The duchess with Hamish the Hedgehog Scottish Natural Heritage began a cull of hedgehogs in the Outer Hebrides last year because of the drastic effect they were having on protected wading birds, such as the dunlin, redshank and oystercatcher.
The populations of some species have fallen by 60 per cent because of the hedgehogs' opportunistic diet of eggs and chicks.
The Government agency caught and killed 60 on North Uist last year, and it will begin the second phase of its programme next week on Benbecula, which has a much higher population.
However, the operation has been widely condemned, and the duchess joined a protest yesterday outside the Scottish Parliament in Edinburgh.
She supports the wildlife charities behind the Uist Hedgehog Rescue project, which is offering islanders a bounty of £20 a head for every animal handed over. Last year they paid £5 a head and removed 140 animals from Benbecula and South Uist.
The duchess, who has offered to take dozens of hedgehogs on her husband's estate outside Edinburgh, said: "It is sad that Scottish Natural Heritage is planning to kill yet more healthy hedgehogs on the Uists.

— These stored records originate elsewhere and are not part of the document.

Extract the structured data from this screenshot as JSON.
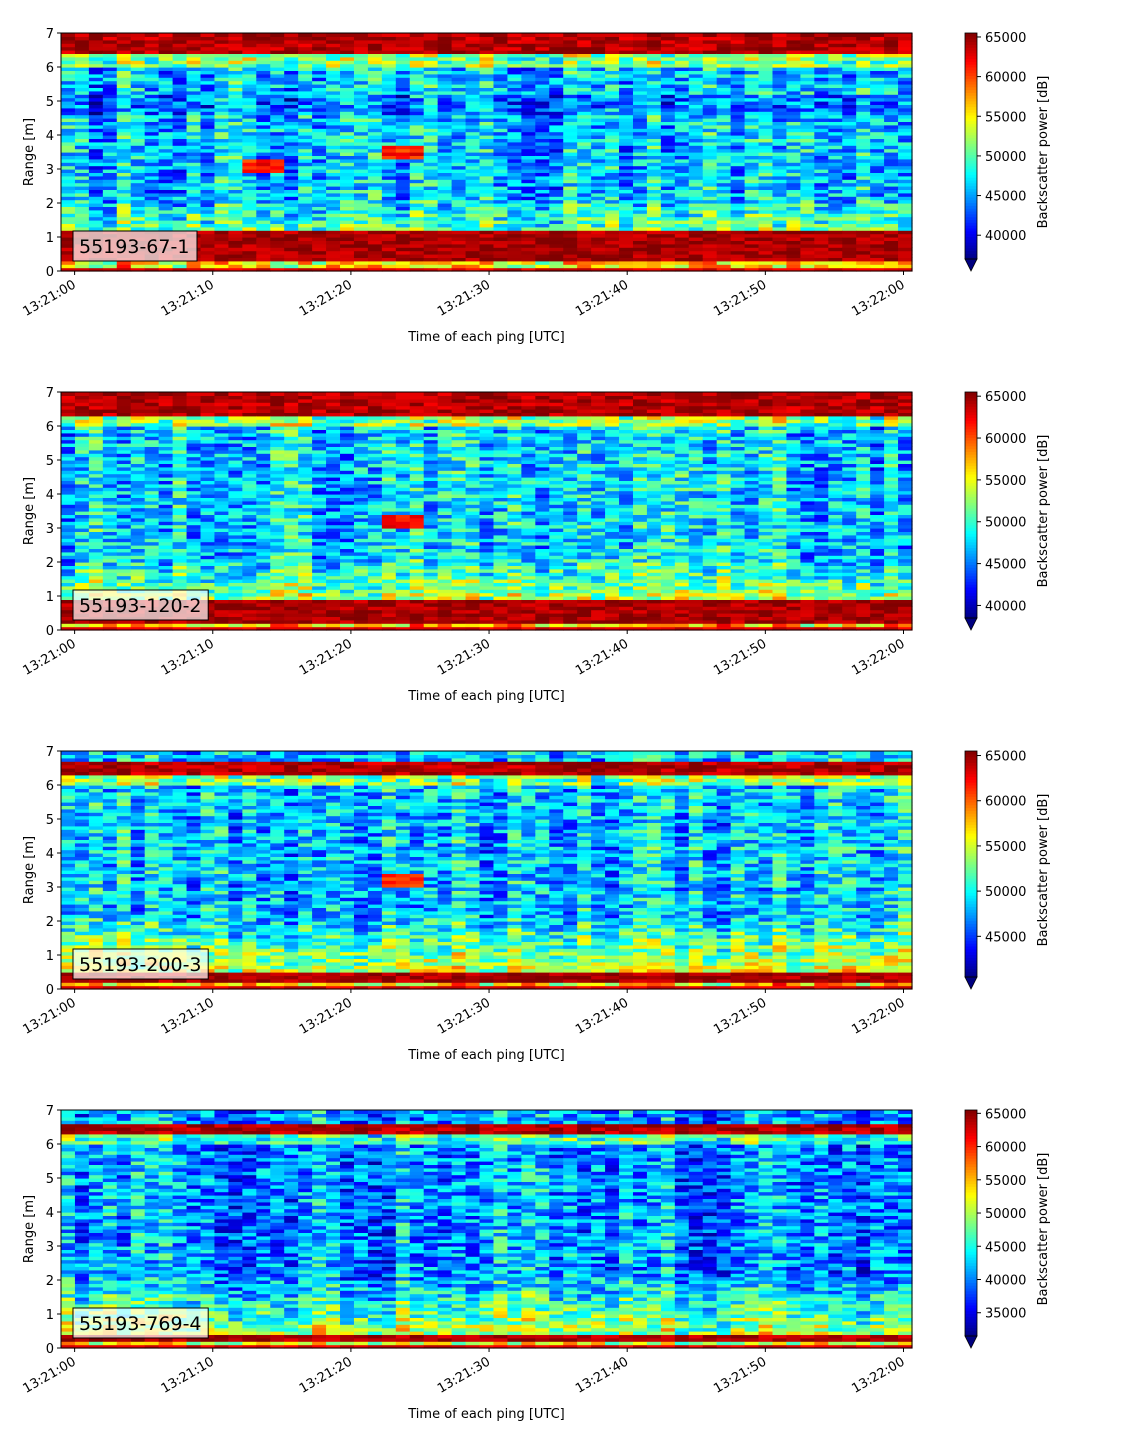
{
  "chart_data": [
    {
      "type": "heatmap",
      "label": "55193-67-1",
      "xlabel": "Time of each ping [UTC]",
      "ylabel": "Range [m]",
      "x_start": "13:21:00",
      "x_end": "13:22:00",
      "xticks": [
        "13:21:00",
        "13:21:10",
        "13:21:20",
        "13:21:30",
        "13:21:40",
        "13:21:50",
        "13:22:00"
      ],
      "yticks": [
        "0",
        "1",
        "2",
        "3",
        "4",
        "5",
        "6",
        "7"
      ],
      "ylim": [
        0,
        7
      ],
      "colorbar": {
        "label": "Backscatter power [dB]",
        "ticks": [
          "40000",
          "45000",
          "50000",
          "55000",
          "60000",
          "65000"
        ],
        "range": [
          37000,
          65500
        ],
        "colormap": "jet",
        "extend": "min"
      },
      "features": {
        "bottom_band": [
          0.3,
          1.15
        ],
        "top_band": [
          6.4,
          7.0
        ],
        "fish_traces": [
          [
            "13:21:13",
            "13:21:16",
            3.1
          ],
          [
            "13:21:23",
            "13:21:26",
            3.5
          ]
        ]
      }
    },
    {
      "type": "heatmap",
      "label": "55193-120-2",
      "xlabel": "Time of each ping [UTC]",
      "ylabel": "Range [m]",
      "x_start": "13:21:00",
      "x_end": "13:22:00",
      "xticks": [
        "13:21:00",
        "13:21:10",
        "13:21:20",
        "13:21:30",
        "13:21:40",
        "13:21:50",
        "13:22:00"
      ],
      "yticks": [
        "0",
        "1",
        "2",
        "3",
        "4",
        "5",
        "6",
        "7"
      ],
      "ylim": [
        0,
        7
      ],
      "colorbar": {
        "label": "Backscatter power [dB]",
        "ticks": [
          "40000",
          "45000",
          "50000",
          "55000",
          "60000",
          "65000"
        ],
        "range": [
          38500,
          65500
        ],
        "colormap": "jet",
        "extend": "min"
      },
      "features": {
        "bottom_band": [
          0.2,
          0.9
        ],
        "top_band": [
          6.3,
          7.0
        ],
        "fish_traces": [
          [
            "13:21:23",
            "13:21:26",
            3.2
          ]
        ]
      }
    },
    {
      "type": "heatmap",
      "label": "55193-200-3",
      "xlabel": "Time of each ping [UTC]",
      "ylabel": "Range [m]",
      "x_start": "13:21:00",
      "x_end": "13:22:00",
      "xticks": [
        "13:21:00",
        "13:21:10",
        "13:21:20",
        "13:21:30",
        "13:21:40",
        "13:21:50",
        "13:22:00"
      ],
      "yticks": [
        "0",
        "1",
        "2",
        "3",
        "4",
        "5",
        "6",
        "7"
      ],
      "ylim": [
        0,
        7
      ],
      "colorbar": {
        "label": "Backscatter power [dB]",
        "ticks": [
          "45000",
          "50000",
          "55000",
          "60000",
          "65000"
        ],
        "range": [
          40500,
          65500
        ],
        "colormap": "jet",
        "extend": "min"
      },
      "features": {
        "bottom_band": [
          0.2,
          0.5
        ],
        "top_band": [
          6.3,
          6.7
        ],
        "fish_traces": [
          [
            "13:21:23",
            "13:21:26",
            3.2
          ]
        ]
      }
    },
    {
      "type": "heatmap",
      "label": "55193-769-4",
      "xlabel": "Time of each ping [UTC]",
      "ylabel": "Range [m]",
      "x_start": "13:21:00",
      "x_end": "13:22:00",
      "xticks": [
        "13:21:00",
        "13:21:10",
        "13:21:20",
        "13:21:30",
        "13:21:40",
        "13:21:50",
        "13:22:00"
      ],
      "yticks": [
        "0",
        "1",
        "2",
        "3",
        "4",
        "5",
        "6",
        "7"
      ],
      "ylim": [
        0,
        7
      ],
      "colorbar": {
        "label": "Backscatter power [dB]",
        "ticks": [
          "35000",
          "40000",
          "45000",
          "50000",
          "55000",
          "60000",
          "65000"
        ],
        "range": [
          31500,
          65500
        ],
        "colormap": "jet",
        "extend": "min"
      },
      "features": {
        "bottom_band": [
          0.2,
          0.4
        ],
        "top_band": [
          6.3,
          6.6
        ],
        "fish_traces": []
      }
    }
  ]
}
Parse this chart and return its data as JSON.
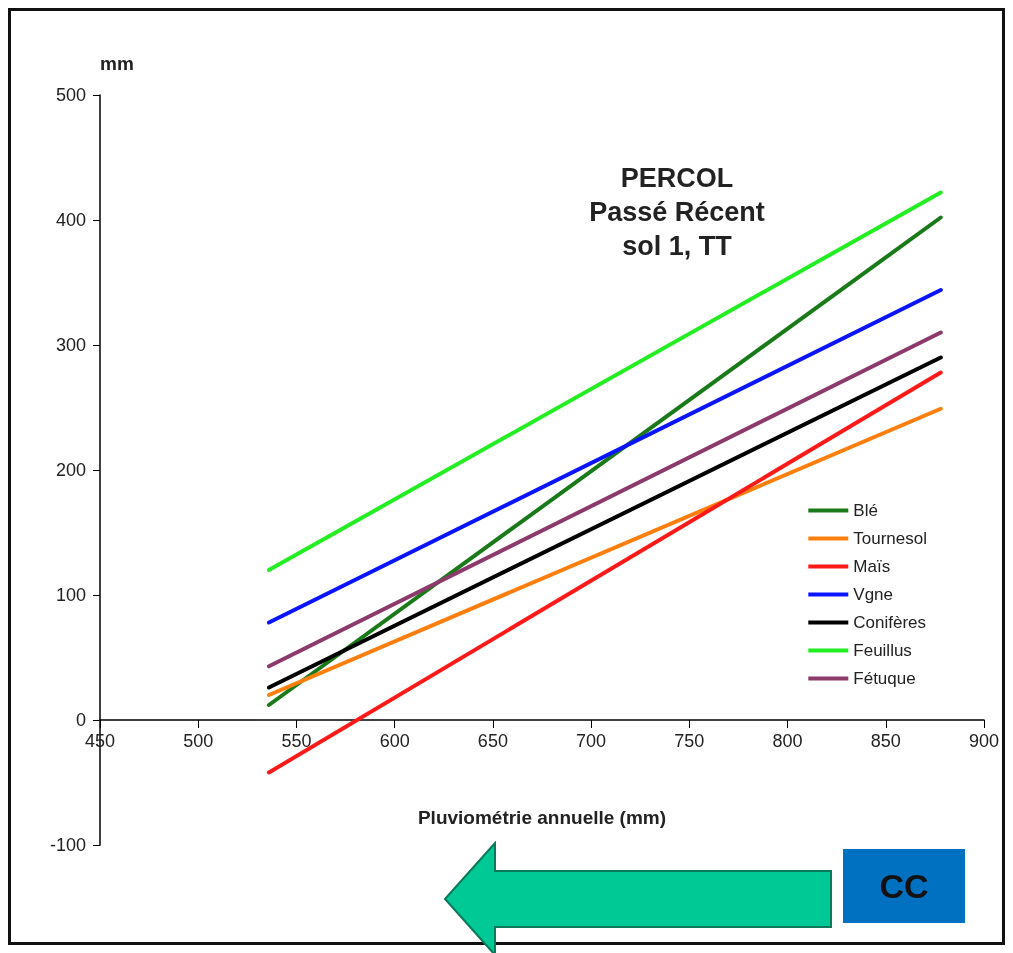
{
  "chart_data": {
    "type": "line",
    "title": "PERCOL\nPassé Récent\nsol 1, TT",
    "xlabel": "Pluviométrie annuelle (mm)",
    "ylabel": "mm",
    "x": [
      536,
      878
    ],
    "series": [
      {
        "name": "Blé",
        "color": "#1a7a1a",
        "values": [
          12,
          402
        ]
      },
      {
        "name": "Tournesol",
        "color": "#ff7f0e",
        "values": [
          20,
          249
        ]
      },
      {
        "name": "Maïs",
        "color": "#ff1a1a",
        "values": [
          -42,
          278
        ]
      },
      {
        "name": "Vgne",
        "color": "#0a14ff",
        "values": [
          78,
          344
        ]
      },
      {
        "name": "Conifères",
        "color": "#000000",
        "values": [
          26,
          290
        ]
      },
      {
        "name": "Feuillus",
        "color": "#22ee22",
        "values": [
          120,
          422
        ]
      },
      {
        "name": "Fétuque",
        "color": "#8b3a6b",
        "values": [
          43,
          310
        ]
      }
    ],
    "xlim": [
      450,
      900
    ],
    "xticks": [
      450,
      500,
      550,
      600,
      650,
      700,
      750,
      800,
      850,
      900
    ],
    "ylim": [
      -100,
      500
    ],
    "yticks": [
      -100,
      0,
      100,
      200,
      300,
      400,
      500
    ],
    "grid": false,
    "legend": "bottom right",
    "marker": "none",
    "line_style": "solid",
    "annotations": [
      "CC"
    ]
  }
}
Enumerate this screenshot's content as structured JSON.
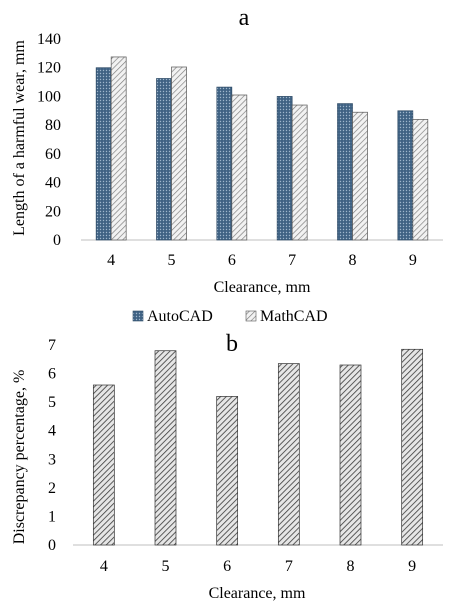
{
  "chart_data": [
    {
      "type": "bar",
      "panel_label": "a",
      "title": "",
      "xlabel": "Clearance, mm",
      "ylabel": "Length of a harmful wear, mm",
      "categories": [
        "4",
        "5",
        "6",
        "7",
        "8",
        "9"
      ],
      "series": [
        {
          "name": "AutoCAD",
          "values": [
            120,
            112.5,
            106.5,
            100,
            95,
            90
          ],
          "color": "#3f6283",
          "pattern": "dotted"
        },
        {
          "name": "MathCAD",
          "values": [
            127.5,
            120.5,
            101,
            94,
            89,
            84
          ],
          "color": "#d9d9d9",
          "pattern": "hatched"
        }
      ],
      "ylim": [
        0,
        140
      ],
      "yticks": [
        "0",
        "20",
        "40",
        "60",
        "80",
        "100",
        "120",
        "140"
      ],
      "grid": false,
      "legend_position": "bottom"
    },
    {
      "type": "bar",
      "panel_label": "b",
      "title": "",
      "xlabel": "Clearance, mm",
      "ylabel": "Discrepancy percentage, %",
      "categories": [
        "4",
        "5",
        "6",
        "7",
        "8",
        "9"
      ],
      "series": [
        {
          "values": [
            5.6,
            6.8,
            5.2,
            6.35,
            6.3,
            6.85
          ],
          "color": "#555555",
          "pattern": "hatched"
        }
      ],
      "ylim": [
        0,
        7
      ],
      "yticks": [
        "0",
        "1",
        "2",
        "3",
        "4",
        "5",
        "6",
        "7"
      ],
      "grid": false,
      "legend_position": "none"
    }
  ]
}
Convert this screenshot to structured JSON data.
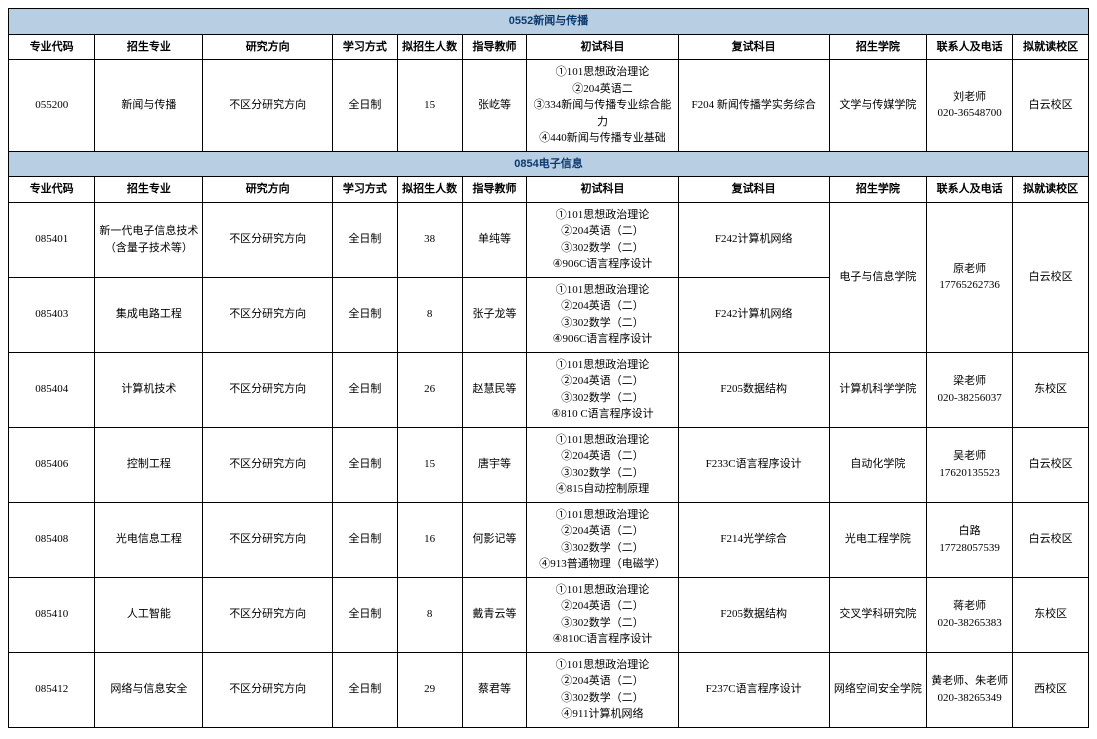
{
  "colors": {
    "header_bg": "#b8cee2",
    "header_text": "#0b3a6e",
    "border": "#000000",
    "bg": "#ffffff"
  },
  "font_sizes": {
    "section_header": 20,
    "th": 11,
    "td": 11
  },
  "headers": {
    "code": "专业代码",
    "major": "招生专业",
    "dir": "研究方向",
    "mode": "学习方式",
    "count": "拟招生人数",
    "advisor": "指导教师",
    "exam1": "初试科目",
    "exam2": "复试科目",
    "school": "招生学院",
    "contact": "联系人及电话",
    "campus": "拟就读校区"
  },
  "sections": [
    {
      "title": "0552新闻与传播",
      "rows": [
        {
          "code": "055200",
          "major": "新闻与传播",
          "dir": "不区分研究方向",
          "mode": "全日制",
          "count": "15",
          "advisor": "张屹等",
          "exam1": "①101思想政治理论\n②204英语二\n③334新闻与传播专业综合能力\n④440新闻与传播专业基础",
          "exam2": "F204 新闻传播学实务综合",
          "school": "文学与传媒学院",
          "contact": "刘老师\n020-36548700",
          "campus": "白云校区"
        }
      ]
    },
    {
      "title": "0854电子信息",
      "rows": [
        {
          "code": "085401",
          "major": "新一代电子信息技术（含量子技术等）",
          "dir": "不区分研究方向",
          "mode": "全日制",
          "count": "38",
          "advisor": "单纯等",
          "exam1": "①101思想政治理论\n②204英语（二）\n③302数学（二）\n④906C语言程序设计",
          "exam2": "F242计算机网络",
          "school_rowspan": 2,
          "school": "电子与信息学院",
          "contact_rowspan": 2,
          "contact": "原老师\n17765262736",
          "campus_rowspan": 2,
          "campus": "白云校区"
        },
        {
          "code": "085403",
          "major": "集成电路工程",
          "dir": "不区分研究方向",
          "mode": "全日制",
          "count": "8",
          "advisor": "张子龙等",
          "exam1": "①101思想政治理论\n②204英语（二）\n③302数学（二）\n④906C语言程序设计",
          "exam2": "F242计算机网络",
          "school_skip": true,
          "contact_skip": true,
          "campus_skip": true
        },
        {
          "code": "085404",
          "major": "计算机技术",
          "dir": "不区分研究方向",
          "mode": "全日制",
          "count": "26",
          "advisor": "赵慧民等",
          "exam1": "①101思想政治理论\n②204英语（二）\n③302数学（二）\n④810 C语言程序设计",
          "exam2": "F205数据结构",
          "school": "计算机科学学院",
          "contact": "梁老师\n020-38256037",
          "campus": "东校区"
        },
        {
          "code": "085406",
          "major": "控制工程",
          "dir": "不区分研究方向",
          "mode": "全日制",
          "count": "15",
          "advisor": "唐宇等",
          "exam1": "①101思想政治理论\n②204英语（二）\n③302数学（二）\n④815自动控制原理",
          "exam2": "F233C语言程序设计",
          "school": "自动化学院",
          "contact": "吴老师\n17620135523",
          "campus": "白云校区"
        },
        {
          "code": "085408",
          "major": "光电信息工程",
          "dir": "不区分研究方向",
          "mode": "全日制",
          "count": "16",
          "advisor": "何影记等",
          "exam1": "①101思想政治理论\n②204英语（二）\n③302数学（二）\n④913普通物理（电磁学）",
          "exam2": "F214光学综合",
          "school": "光电工程学院",
          "contact": "白路\n17728057539",
          "campus": "白云校区"
        },
        {
          "code": "085410",
          "major": "人工智能",
          "dir": "不区分研究方向",
          "mode": "全日制",
          "count": "8",
          "advisor": "戴青云等",
          "exam1": "①101思想政治理论\n②204英语（二）\n③302数学（二）\n④810C语言程序设计",
          "exam2": "F205数据结构",
          "school": "交叉学科研究院",
          "contact": "蒋老师\n020-38265383",
          "campus": "东校区"
        },
        {
          "code": "085412",
          "major": "网络与信息安全",
          "dir": "不区分研究方向",
          "mode": "全日制",
          "count": "29",
          "advisor": "蔡君等",
          "exam1": "①101思想政治理论\n②204英语（二）\n③302数学（二）\n④911计算机网络",
          "exam2": "F237C语言程序设计",
          "school": "网络空间安全学院",
          "contact": "黄老师、朱老师020-38265349",
          "campus": "西校区"
        }
      ]
    }
  ]
}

"Scottish Natural Heritage has consistently failed to listen to scientific and expert advice and experience which proves that these animals could and should be simply moved to the mainland.
"I urge SNH, the Scottish Executive and RSPB Scotland to abandon this senseless killing policy and relocate the hedgehogs. It is a kinder and far less expensive option."
A survey in 1983 showed that the islands held at least 17,000 pairs of breeding waders, including a quarter of the total United Kingdom breeding population of both dunlin and ringed plover and about 10 per cent of the United Kingdom's population of redshank.
Subsequent surveys carried out in 1995 and in 2000 found that wader numbers on South Uist and Benbecula had declined dramatically.
Supporters of the cull, including the Royal Society for the Protection of Birds, believe relocation is not humane because it is likely to lead to unacceptable levels of death in Uist and among mainland hedgehogs.
I recall reading somewhere that gypsies wrap them in clay and roast them over a fire, if anything they probably taste like rabbit, since they are rodents too.
It just goes to show these environuts should just leave nature alone to sort itself out, they try to fix one thing and break another, how bout just leaving it alone?
If they had been around these people would have been trying to save the dinosaurs even though they were no longer suited to life on earth.